Já ultrapassamos a fase de lamentar a sequela na estatal, que definha sem cerimônia admitindo perda de R$ 1 milhão por hora. Trata-se de lembrar que, em qualquer país, o regime que garante a redução de tarifas via amortização é o de serviço pelo custo. Era o que valia no Brasil até 1995 e, se não tivesse proporcionado modicidade, a tarifa de então não seria a metade da atual em termos reais. Mas, seguindo a moda da década, ele foi banido pela lei 8987/95 que implantou o modelo de "mercado", onde o preço nada tem a ver com estágio de amortização. Ora, se o governo está assustado com o encarecimento, porque o manteve na sua "reforma" de 2004? Agora, como na troca das tomadas, numa súbita "meia volta, volver" perante um consumidor que entende cada vez menos o que ocorre, o "benjamim" contábil faz os dois regulamentos, de princípios distintos, repartirem o mesmo sistema, mais um ineditismo brasileiro.
Sob a filosofia do "benjamim metafórico", as empresas passam a ser meras "empreiteiras" de operação e manutenção (O&M), perdendo a iniciativa de investir, pois, qualquer despesa que não for classificada como tal terá que ser autorizada pela Aneel. Por outro lado, com um orçamento voltado para seu "umbigo", a usina também deixa de participar da vida da empresa, que, tendo uma inserção na sociedade, não se limita a gerar e transmitir energia. Figurativamente, é como se as usinas fossem "benjamins" nas empresas.
Usinas não são como tomadas e não precisam ser trocadas porque duram muito. Mas, para que a vida útil se estenda e ela fique como nova, as concessionárias têm que manter investimentos. Ora, se a amortização insuficiente faz o lucro extrapolar, ou se geram recursos para construir novas usinas ou a tarifa é reduzida. É assim em sistemas de matriz semelhante, onde antigas hidrelétricas são "velhas senhoras", mas não sofrem a "laqueadura" que a política adotada vai impor. As nossas "velhas senhoras" nunca vão gerar "novas meninas".

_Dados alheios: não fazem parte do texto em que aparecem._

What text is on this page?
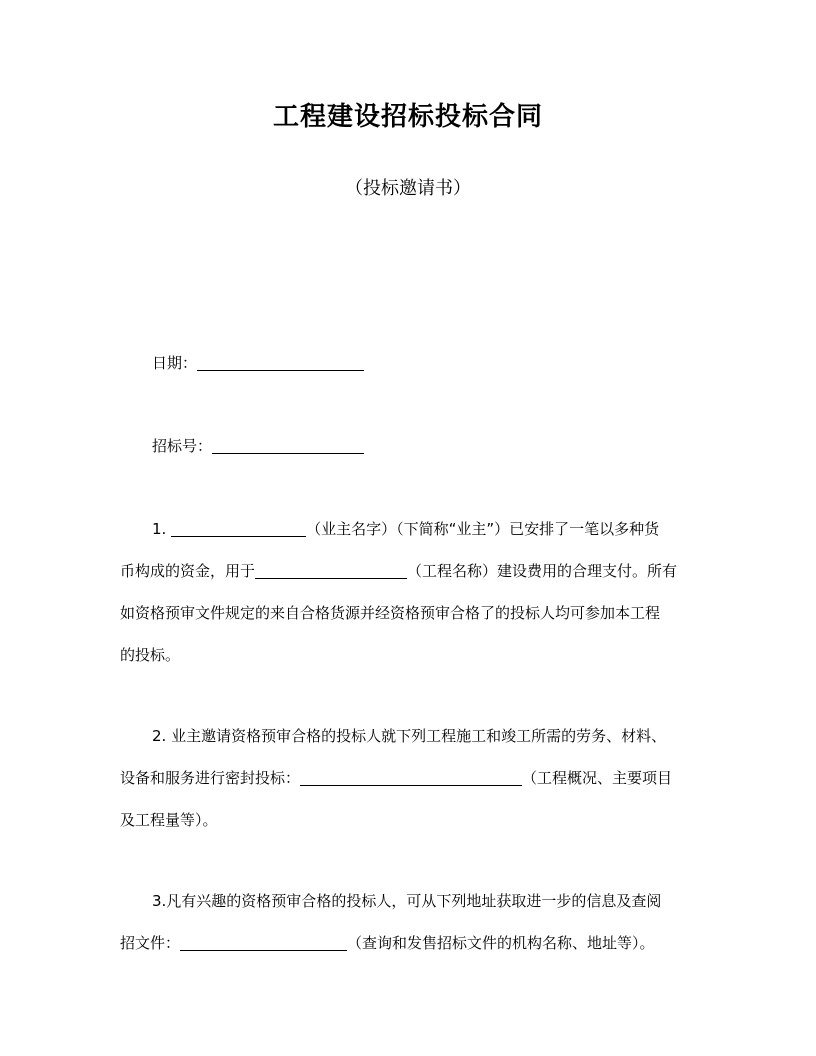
工程建设招标投标合同
（投标邀请书）
日期：
招标号：
1.	（业主名字）（下简称“业主”）已安排了一笔以多种货
币构成的资金，用于	（工程名称）建设费用的合理支付。所有
如资格预审文件规定的来自合格货源并经资格预审合格了的投标人均可参加本工程
的投标。
2. 业主邀请资格预审合格的投标人就下列工程施工和竣工所需的劳务、材料、
设备和服务进行密封投标：	（工程概况、主要项目
及工程量等）。
3.凡有兴趣的资格预审合格的投标人，可从下列地址获取进一步的信息及查阅
招文件：	（查询和发售招标文件的机构名称、地址等）。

O que é grave nisso tudo é o modo adaptado e improvisado com que se fazem as políticas públicas no país. O benjamim é um ícone do nosso setor, pois tal e qual a mudança brusca das tomadas, quando os consumidores "se viram" com adaptadores, um artifício contábil também "dá um jeito" para nos convencer que o setor ficou mais eficiente e mais barato.
A eletricidade brasileira, além de cara, tem o suprimento arriscado. Como último sintoma de que a situação não é tranquila, além das térmicas à toda, as bandeiras tarifárias vêm insinuar que o consumidor é culpado pelo esvaziamento dos reservatórios.